Waxillium knelt. “Shot from behind, from the direction of the saferoom,” he whispered. “All four, in rapid succession.”

“Executed?” Marasi asked. “How did the killer get them to stand there and take it?”

“He didn’t,” Waxillium said. “He moved too quickly for them to respond.”

“Feruchemist,” Wayne said softly. “Damn.”

They were called Steelrunners, Feruchemists who could store up speed. They’d have to move slowly for a time, then could draw upon that reserve later. Waxillium looked up. Marasi saw something in his eyes, a hunger. He thought his uncle was involved. That was what he thought every time a Metalborn committed crimes. Waxillium saw Suit’s shadow over his shoulder each way he turned, the specter of a man whom Waxillium hadn’t been able to stop.

Suit still had Waxillium’s sister, best as they could tell. Marasi didn’t know much of it. Waxillium wouldn’t talk about the details.

He stood up, expression grim, and strode to the door behind the fallen men. He threw it open and entered, Marasi and Wayne close behind, to find a single corpse slumped in an easy chair at the center of the room. His throat had been slit; the blood on the front of his clothing was thick, dried like paint.

“Killed with some sort of long knife or small sword,” Aradel said. “Even more strange, his tongue was cut out. We’ve sent for a surgeon to try to tell us more of the wound. Don’t know why the killer didn’t use a gun.”
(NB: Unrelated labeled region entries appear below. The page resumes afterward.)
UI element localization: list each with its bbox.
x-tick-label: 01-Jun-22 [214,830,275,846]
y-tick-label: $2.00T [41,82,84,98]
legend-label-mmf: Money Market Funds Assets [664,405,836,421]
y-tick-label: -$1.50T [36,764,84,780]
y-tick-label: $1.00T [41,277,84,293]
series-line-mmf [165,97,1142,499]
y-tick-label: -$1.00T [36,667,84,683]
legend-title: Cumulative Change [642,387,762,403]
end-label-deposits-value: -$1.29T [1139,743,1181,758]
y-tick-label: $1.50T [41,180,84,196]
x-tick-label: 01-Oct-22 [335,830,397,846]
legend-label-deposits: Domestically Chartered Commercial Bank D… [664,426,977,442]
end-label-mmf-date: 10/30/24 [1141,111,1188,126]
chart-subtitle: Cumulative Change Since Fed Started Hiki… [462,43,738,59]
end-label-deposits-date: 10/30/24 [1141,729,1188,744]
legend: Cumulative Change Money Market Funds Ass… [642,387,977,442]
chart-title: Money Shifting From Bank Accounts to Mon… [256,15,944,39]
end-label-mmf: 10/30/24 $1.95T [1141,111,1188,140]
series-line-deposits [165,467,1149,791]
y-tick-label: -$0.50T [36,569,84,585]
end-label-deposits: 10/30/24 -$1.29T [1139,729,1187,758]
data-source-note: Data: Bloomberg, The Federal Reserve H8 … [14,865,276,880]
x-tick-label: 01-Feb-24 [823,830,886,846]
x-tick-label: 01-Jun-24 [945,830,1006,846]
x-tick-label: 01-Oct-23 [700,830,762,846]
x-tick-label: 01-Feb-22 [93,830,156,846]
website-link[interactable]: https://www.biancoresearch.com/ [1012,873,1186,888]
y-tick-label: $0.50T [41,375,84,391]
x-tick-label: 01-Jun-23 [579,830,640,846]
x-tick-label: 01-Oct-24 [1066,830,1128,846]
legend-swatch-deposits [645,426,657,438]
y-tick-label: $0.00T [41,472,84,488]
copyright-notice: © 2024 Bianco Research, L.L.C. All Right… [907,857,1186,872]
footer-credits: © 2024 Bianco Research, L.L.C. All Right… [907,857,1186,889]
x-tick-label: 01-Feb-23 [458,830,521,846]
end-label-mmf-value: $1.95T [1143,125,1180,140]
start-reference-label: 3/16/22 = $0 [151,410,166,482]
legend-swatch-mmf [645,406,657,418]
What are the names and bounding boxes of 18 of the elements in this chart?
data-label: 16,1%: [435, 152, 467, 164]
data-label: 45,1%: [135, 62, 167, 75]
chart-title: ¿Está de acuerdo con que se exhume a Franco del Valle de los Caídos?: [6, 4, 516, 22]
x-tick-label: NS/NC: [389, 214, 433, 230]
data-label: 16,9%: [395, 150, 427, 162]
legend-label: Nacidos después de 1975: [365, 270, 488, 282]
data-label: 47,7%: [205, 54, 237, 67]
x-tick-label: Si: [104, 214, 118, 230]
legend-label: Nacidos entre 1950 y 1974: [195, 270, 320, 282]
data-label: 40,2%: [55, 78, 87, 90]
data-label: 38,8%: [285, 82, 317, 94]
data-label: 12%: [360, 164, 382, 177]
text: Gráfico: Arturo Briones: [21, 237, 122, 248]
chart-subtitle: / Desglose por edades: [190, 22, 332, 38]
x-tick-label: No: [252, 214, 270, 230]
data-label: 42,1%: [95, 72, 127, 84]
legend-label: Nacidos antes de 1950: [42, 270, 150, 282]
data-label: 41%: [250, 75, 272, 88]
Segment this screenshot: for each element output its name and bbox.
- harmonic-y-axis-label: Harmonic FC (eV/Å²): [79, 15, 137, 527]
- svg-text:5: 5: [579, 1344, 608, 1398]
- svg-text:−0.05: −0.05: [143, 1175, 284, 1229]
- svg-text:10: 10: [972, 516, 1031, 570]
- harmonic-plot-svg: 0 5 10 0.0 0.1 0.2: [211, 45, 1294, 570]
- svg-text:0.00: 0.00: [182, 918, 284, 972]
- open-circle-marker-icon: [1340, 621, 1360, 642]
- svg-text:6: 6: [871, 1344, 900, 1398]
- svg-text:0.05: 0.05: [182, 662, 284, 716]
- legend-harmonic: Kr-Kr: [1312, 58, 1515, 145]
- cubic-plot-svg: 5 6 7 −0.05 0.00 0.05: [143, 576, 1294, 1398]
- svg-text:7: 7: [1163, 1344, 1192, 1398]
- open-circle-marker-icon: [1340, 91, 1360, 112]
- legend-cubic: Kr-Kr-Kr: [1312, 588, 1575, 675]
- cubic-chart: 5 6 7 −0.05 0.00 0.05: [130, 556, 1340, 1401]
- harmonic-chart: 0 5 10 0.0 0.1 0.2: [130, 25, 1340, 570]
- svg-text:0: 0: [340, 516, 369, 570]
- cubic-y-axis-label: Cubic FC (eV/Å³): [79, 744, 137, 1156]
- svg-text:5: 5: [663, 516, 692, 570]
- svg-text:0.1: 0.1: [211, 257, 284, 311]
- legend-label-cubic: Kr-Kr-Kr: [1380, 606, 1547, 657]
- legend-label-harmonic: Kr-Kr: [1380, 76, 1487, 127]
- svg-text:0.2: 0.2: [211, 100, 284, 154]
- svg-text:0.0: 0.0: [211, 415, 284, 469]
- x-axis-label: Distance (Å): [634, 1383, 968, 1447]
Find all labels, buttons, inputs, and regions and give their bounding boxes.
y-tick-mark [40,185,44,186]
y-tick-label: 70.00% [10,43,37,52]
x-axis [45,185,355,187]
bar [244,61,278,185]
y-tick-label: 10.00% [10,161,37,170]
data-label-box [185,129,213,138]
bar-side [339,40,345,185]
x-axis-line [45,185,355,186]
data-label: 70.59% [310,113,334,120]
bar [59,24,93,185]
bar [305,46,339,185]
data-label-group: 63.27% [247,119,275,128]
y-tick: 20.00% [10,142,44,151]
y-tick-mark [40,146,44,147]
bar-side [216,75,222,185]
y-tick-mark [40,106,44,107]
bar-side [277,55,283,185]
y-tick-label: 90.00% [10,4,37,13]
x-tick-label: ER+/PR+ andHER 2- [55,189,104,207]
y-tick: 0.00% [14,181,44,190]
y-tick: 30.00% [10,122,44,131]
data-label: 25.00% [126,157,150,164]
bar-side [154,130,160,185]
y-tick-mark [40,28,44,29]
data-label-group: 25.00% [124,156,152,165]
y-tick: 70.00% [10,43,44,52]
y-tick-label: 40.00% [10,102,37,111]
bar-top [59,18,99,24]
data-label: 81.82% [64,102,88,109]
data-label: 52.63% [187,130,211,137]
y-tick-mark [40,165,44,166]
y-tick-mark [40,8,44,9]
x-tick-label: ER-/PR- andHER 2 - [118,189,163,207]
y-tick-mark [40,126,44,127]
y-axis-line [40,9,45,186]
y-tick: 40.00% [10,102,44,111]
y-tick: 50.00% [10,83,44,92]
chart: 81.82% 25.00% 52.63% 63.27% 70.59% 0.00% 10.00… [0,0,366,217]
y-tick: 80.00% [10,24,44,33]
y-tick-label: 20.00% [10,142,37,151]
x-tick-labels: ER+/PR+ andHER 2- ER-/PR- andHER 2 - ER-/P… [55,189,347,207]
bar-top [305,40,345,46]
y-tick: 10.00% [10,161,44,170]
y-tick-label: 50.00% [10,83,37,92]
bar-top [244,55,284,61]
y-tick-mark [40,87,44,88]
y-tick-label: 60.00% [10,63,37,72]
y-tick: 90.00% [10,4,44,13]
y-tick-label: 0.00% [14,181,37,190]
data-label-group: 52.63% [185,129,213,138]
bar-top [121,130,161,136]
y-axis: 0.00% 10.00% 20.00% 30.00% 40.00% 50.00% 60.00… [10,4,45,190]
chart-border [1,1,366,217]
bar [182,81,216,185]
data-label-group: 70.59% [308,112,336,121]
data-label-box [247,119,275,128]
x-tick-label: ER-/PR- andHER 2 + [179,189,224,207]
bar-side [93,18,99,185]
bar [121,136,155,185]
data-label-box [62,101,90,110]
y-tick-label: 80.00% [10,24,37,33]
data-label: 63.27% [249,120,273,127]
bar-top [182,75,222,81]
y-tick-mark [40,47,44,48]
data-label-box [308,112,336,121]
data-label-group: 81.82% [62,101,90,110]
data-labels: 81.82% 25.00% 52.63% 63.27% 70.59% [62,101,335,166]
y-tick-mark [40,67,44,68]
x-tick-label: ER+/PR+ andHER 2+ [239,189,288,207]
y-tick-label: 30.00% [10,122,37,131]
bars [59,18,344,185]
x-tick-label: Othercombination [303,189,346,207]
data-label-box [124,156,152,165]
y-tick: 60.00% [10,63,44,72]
“Because the guards were still alive then,” Waxillium said softly.

“What?”

“They let the killer pass,” Waxillium said, looking at the door. “It was someone they trusted, perhaps one of their number. They let the murderer into the saferoom.”

“Maybe he was just moving very quickly to get past them,” Marasi said.

“Maybe,” Waxillium agreed. “But that door has to be unlocked from the inside, and it hasn’t been forced. There’s a peephole. Winsting let the murderer in, and he wouldn’t have done that if the guards had been killed. He’s sitting calmly in that chair—no struggle, just a quick slice from behind. Either he didn’t know someone else was in here, or he trusted them. Judging by the way the guards fell outside, they were still focused on the steps, waiting for danger to come. They were still guarding this place. My gut says it was one of their own, someone they let pass, who killed Winsting.”

“Rusts,” Aradel said softly. “But … a Feruchemist? Are you sure?”

“Yeah,” Wayne said, from the doorway. “This wasn’t a speed bubble. Can’t shoot out of one of those, mate. These fellows were killed before one could turn about. Wax is right. Either this is a Feruchemist, or somebody figured out how to fire out of speed bubbles—which is somethin’ we’d really like to know how to do.”

“Someone moving with Feruchemical speed explains the knife deaths up above,” Waxillium said, standing. “A few swift executions in the chaos, while everyone else was shooting. Quick and surgical, but the killer would be safe despite the firefight. Captain Aradel, I suggest you gather the names of Winsting’s companions and staff. See if any corpses that should be here, aren’t. I’ll look into the Metalborn side—Steelrunners aren’t common, even as Feruchemists go.”